I’m not an avid Slack user — who would I converse with, myself?! — and although I’m aware that this popular communication platform performs optimally on a Chromium-based web browser (as opposed to Mozilla Firefox), the Slack desktop app for Linux continues to have its own benefits.
However, over the past year or so, I’ve noticed a number of people who use Slack on Ubuntu expressing their frustration with its unreliable screen sharing feature, which for some time was also unavailable.
Slack acknowledged these issues on its community support forum, where a community representative clarified that the company had to temporarily disable the screen sharing function in the Slack Desktop client for Linux (including DEB, RPM, and snap builds) while the glitches were being fixed.
Well, good news: Slack recently issued an update — figuratively (in a new comment to a complaint thread on the support forum) and literally (in the form of an updated build).
Slack 4.38.115 began rolling out a few weeks back and it re-enables the required WebRTC PipeWire features that support screen sharing under Wayland. The update also resolves two bugs that were causing the app to crash when using the feature previously.
They add “sharing windows should now work as expected in Slack 4.38.115 and higher (no black screen)” but note that “engineers are still seeing intermittent issues with some machines where sharing your entire screen still shows as a black screen”.
So your mileage may vary, I guess.
While Slack’s engineers collaborate with upstream Chromium developers to fix the edge-case causes, the screen-sharing features have been (re)enabled for all. If it’s something you’ve been waiting/needing to use, go update to the latest build then give it a try.

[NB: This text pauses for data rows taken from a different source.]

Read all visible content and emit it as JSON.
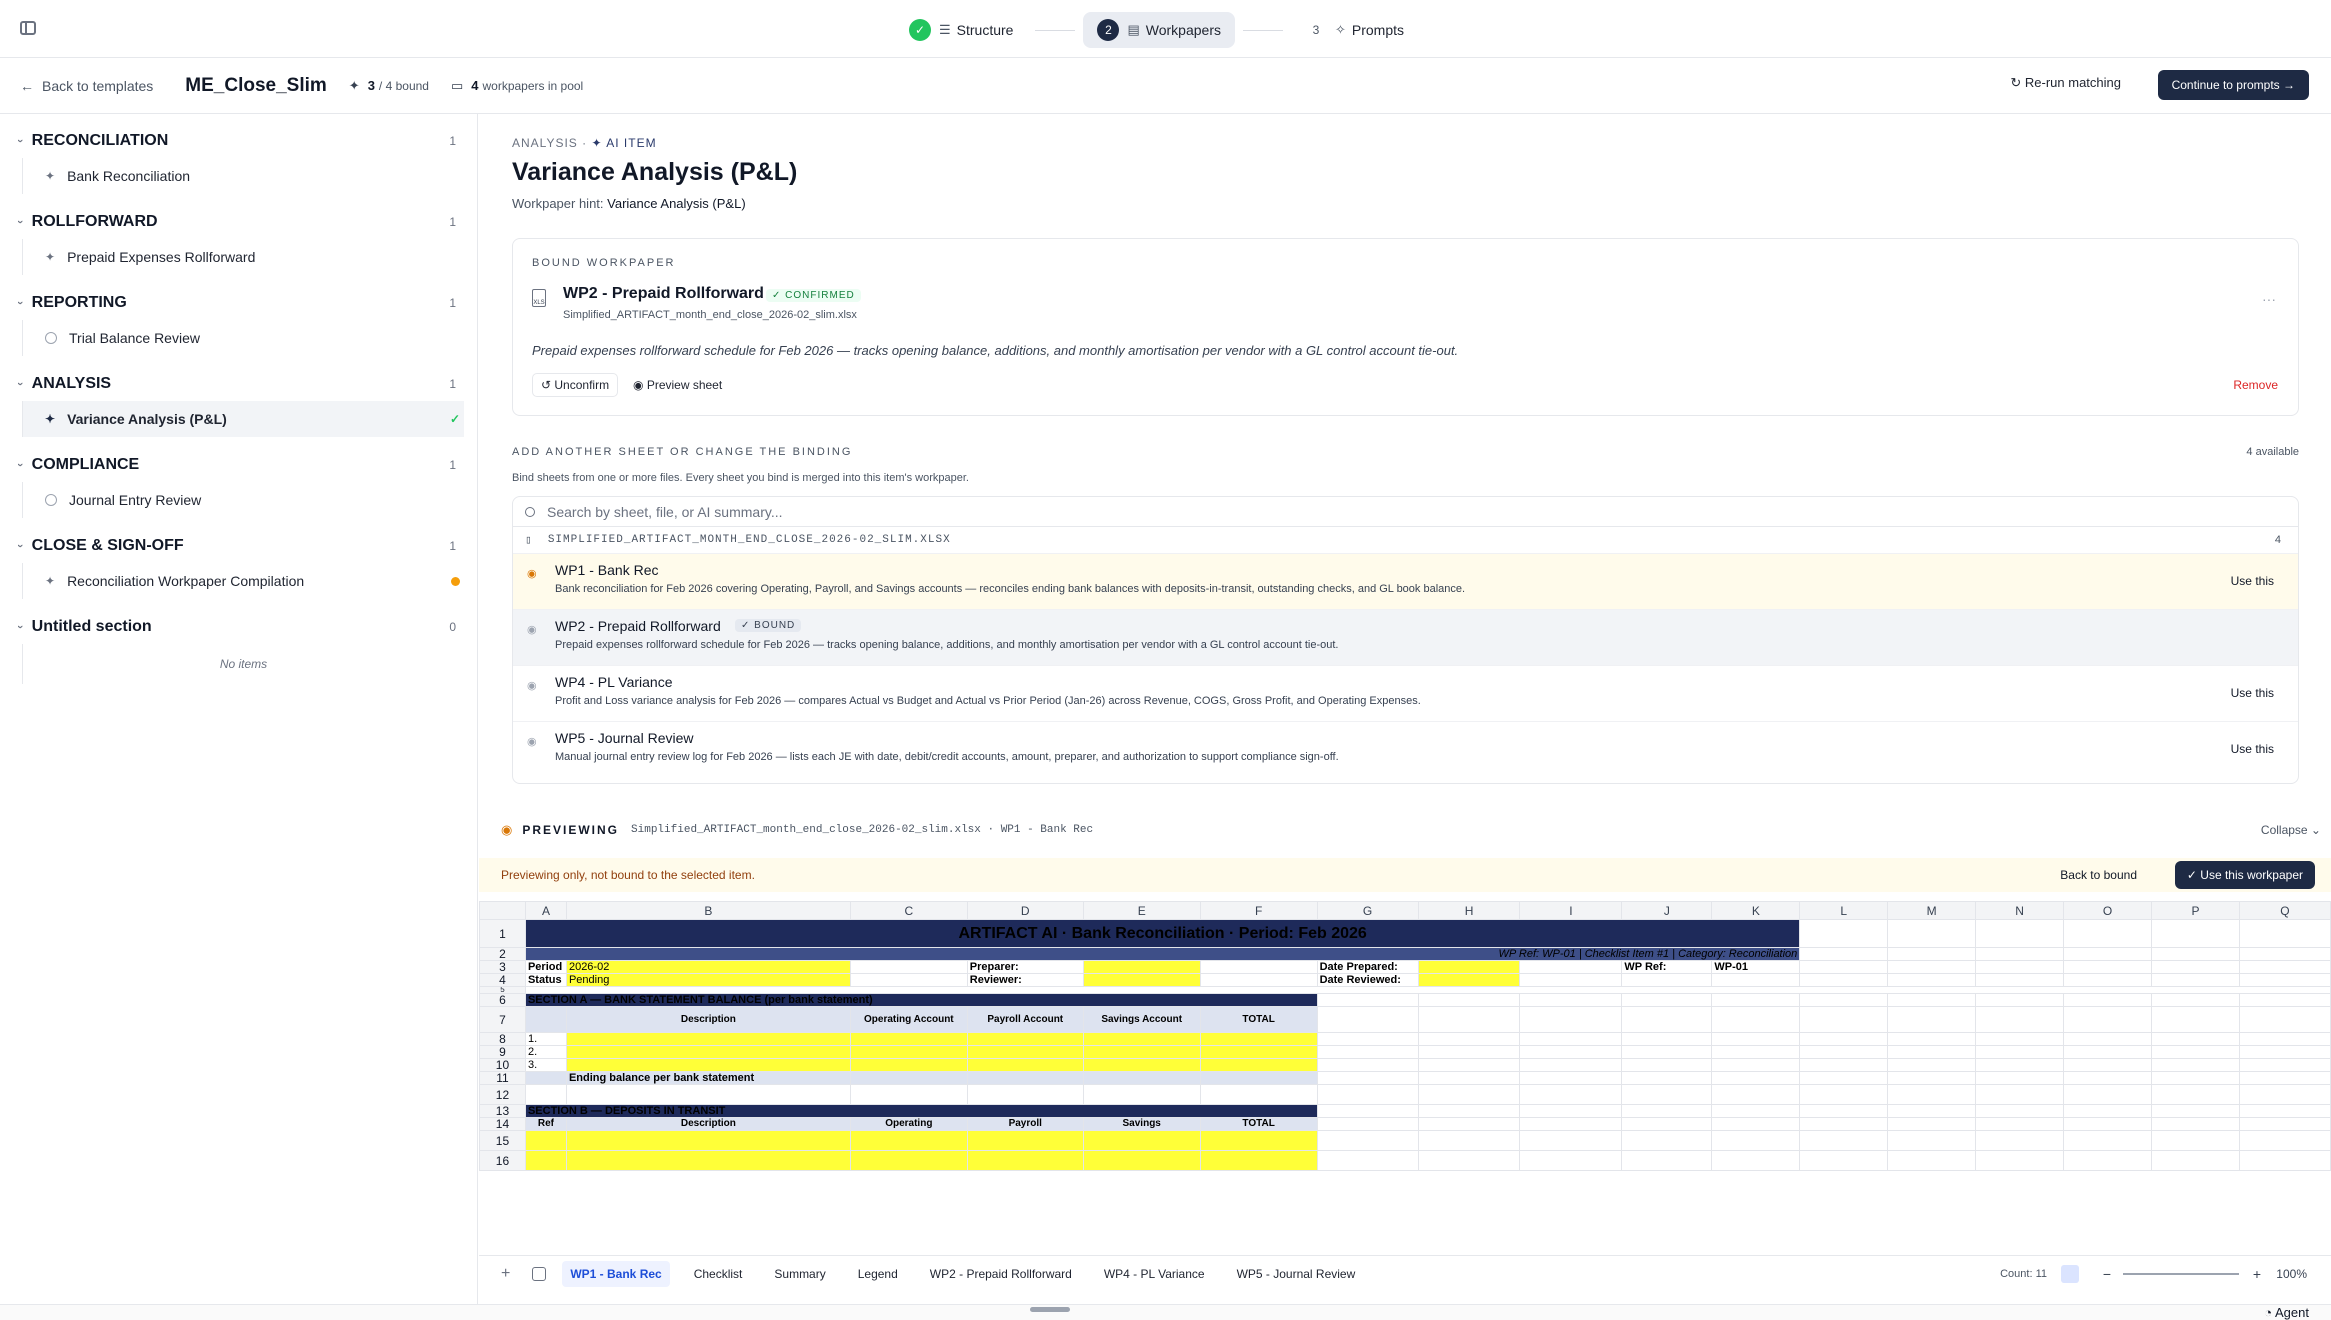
{
  "steps": [
    {
      "num": "✓",
      "label": "Structure",
      "icon": "list-icon"
    },
    {
      "num": "2",
      "label": "Workpapers",
      "icon": "document-icon"
    },
    {
      "num": "3",
      "label": "Prompts",
      "icon": "sparkle-icon"
    }
  ],
  "header": {
    "back_label": "Back to templates",
    "template_name": "ME_Close_Slim",
    "bound_count": "3",
    "bound_total": "/ 4 bound",
    "pool_count": "4",
    "pool_label": "workpapers in pool",
    "rerun_label": "Re-run matching",
    "continue_label": "Continue to prompts →"
  },
  "sidebar": {
    "sections": [
      {
        "title": "RECONCILIATION",
        "count": "1",
        "items": [
          {
            "label": "Bank Reconciliation",
            "icon": "sparkle-icon"
          }
        ]
      },
      {
        "title": "ROLLFORWARD",
        "count": "1",
        "items": [
          {
            "label": "Prepaid Expenses Rollforward",
            "icon": "sparkle-icon"
          }
        ]
      },
      {
        "title": "REPORTING",
        "count": "1",
        "items": [
          {
            "label": "Trial Balance Review",
            "icon": "user-icon"
          }
        ]
      },
      {
        "title": "ANALYSIS",
        "count": "1",
        "items": [
          {
            "label": "Variance Analysis (P&L)",
            "icon": "sparkle-icon"
          }
        ]
      },
      {
        "title": "COMPLIANCE",
        "count": "1",
        "items": [
          {
            "label": "Journal Entry Review",
            "icon": "user-icon"
          }
        ]
      },
      {
        "title": "CLOSE & SIGN-OFF",
        "count": "1",
        "items": [
          {
            "label": "Reconciliation Workpaper Compilation",
            "icon": "sparkle-icon"
          }
        ]
      },
      {
        "title": "Untitled section",
        "count": "0",
        "empty": "No items"
      }
    ]
  },
  "main": {
    "crumb_section": "ANALYSIS",
    "crumb_ai": "AI ITEM",
    "title": "Variance Analysis (P&L)",
    "hint_label": "Workpaper hint:",
    "hint_value": "Variance Analysis (P&L)",
    "bound": {
      "label": "BOUND WORKPAPER",
      "name": "WP2 - Prepaid Rollforward",
      "status": "✓ CONFIRMED",
      "file": "Simplified_ARTIFACT_month_end_close_2026-02_slim.xlsx",
      "description": "Prepaid expenses rollforward schedule for Feb 2026 — tracks opening balance, additions, and monthly amortisation per vendor with a GL control account tie-out.",
      "unconfirm": "Unconfirm",
      "preview": "Preview sheet",
      "remove": "Remove"
    },
    "add": {
      "heading": "ADD ANOTHER SHEET OR CHANGE THE BINDING",
      "available": "4 available",
      "subtitle": "Bind sheets from one or more files. Every sheet you bind is merged into this item's workpaper.",
      "search_placeholder": "Search by sheet, file, or AI summary...",
      "file_name": "SIMPLIFIED_ARTIFACT_MONTH_END_CLOSE_2026-02_SLIM.XLSX",
      "file_count": "4",
      "use_label": "Use this",
      "bound_badge": "✓ BOUND",
      "rows": [
        {
          "name": "WP1 - Bank Rec",
          "desc": "Bank reconciliation for Feb 2026 covering Operating, Payroll, and Savings accounts — reconciles ending bank balances with deposits-in-transit, outstanding checks, and GL book balance."
        },
        {
          "name": "WP2 - Prepaid Rollforward",
          "desc": "Prepaid expenses rollforward schedule for Feb 2026 — tracks opening balance, additions, and monthly amortisation per vendor with a GL control account tie-out."
        },
        {
          "name": "WP4 - PL Variance",
          "desc": "Profit and Loss variance analysis for Feb 2026 — compares Actual vs Budget and Actual vs Prior Period (Jan-26) across Revenue, COGS, Gross Profit, and Operating Expenses."
        },
        {
          "name": "WP5 - Journal Review",
          "desc": "Manual journal entry review log for Feb 2026 — lists each JE with date, debit/credit accounts, amount, preparer, and authorization to support compliance sign-off."
        }
      ]
    },
    "preview": {
      "label": "PREVIEWING",
      "file": "Simplified_ARTIFACT_month_end_close_2026-02_slim.xlsx · WP1 - Bank Rec",
      "collapse": "Collapse ⌄",
      "notice": "Previewing only, not bound to the selected item.",
      "back_to_bound": "Back to bound",
      "use_workpaper": "✓ Use this workpaper"
    },
    "sheet": {
      "columns": [
        "A",
        "B",
        "C",
        "D",
        "E",
        "F",
        "G",
        "H",
        "I",
        "J",
        "K",
        "L",
        "M",
        "N",
        "O",
        "P",
        "Q"
      ],
      "banner": "ARTIFACT AI · Bank Reconciliation · Period: Feb 2026",
      "subbanner": "WP Ref: WP-01  |  Checklist Item #1  |  Category: Reconciliation",
      "period_label": "Period",
      "period_value": "2026-02",
      "status_label": "Status",
      "status_value": "Pending",
      "preparer": "Preparer:",
      "reviewer": "Reviewer:",
      "date_prepared": "Date Prepared:",
      "date_reviewed": "Date Reviewed:",
      "wp_ref_label": "WP Ref:",
      "wp_ref_value": "WP-01",
      "section_a": "SECTION A — BANK STATEMENT BALANCE (per bank statement)",
      "h_description": "Description",
      "h_operating_account": "Operating Account",
      "h_payroll_account": "Payroll Account",
      "h_savings_account": "Savings Account",
      "h_total": "TOTAL",
      "line1": "1.",
      "line2": "2.",
      "line3": "3.",
      "ending": "Ending balance per bank statement",
      "section_b": "SECTION B — DEPOSITS IN TRANSIT",
      "h_ref": "Ref",
      "h_operating": "Operating",
      "h_payroll": "Payroll",
      "h_savings": "Savings"
    },
    "tabs": [
      "WP1 - Bank Rec",
      "Checklist",
      "Summary",
      "Legend",
      "WP2 - Prepaid Rollforward",
      "WP4 - PL Variance",
      "WP5 - Journal Review"
    ],
    "status_count": "Count: 11",
    "zoom": "100%"
  },
  "agent_label": "Agent",
  "colors": {
    "accent": "#1e2a44",
    "banner": "#1e2a5a",
    "yellow": "#ffff38",
    "success": "#22c55e",
    "warning": "#f59e0b"
  }
}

On my Ubuntu setup it works. My entire screen is ‘shared’ properly (not a black screen). I did notice that the first time I select the screen to share from the dialog that appears it’s only shared for a second at most. The second time I select it , it streams fine:
No black screen when sharing my desktop (with myself, how sad…)
The Slack Linux Desktop client’s release notes are disappointingly vague. They lack any specific information about fixes, known issues, or platform-specific add-ons, but instead offer charmingly vague phrases like “a few things were tweaked, and the app improved subtly.”
I understand writing change-logs about minor changes can be a chore. And it’s true that most of the details would likely be uninteresting.
However, I would have thought that a popular fix for an important feature like screen sharing would warrant at least a prominent mention, especially since numerous Linux users have been grumbling about this issue for the last year. Anyway, now you know!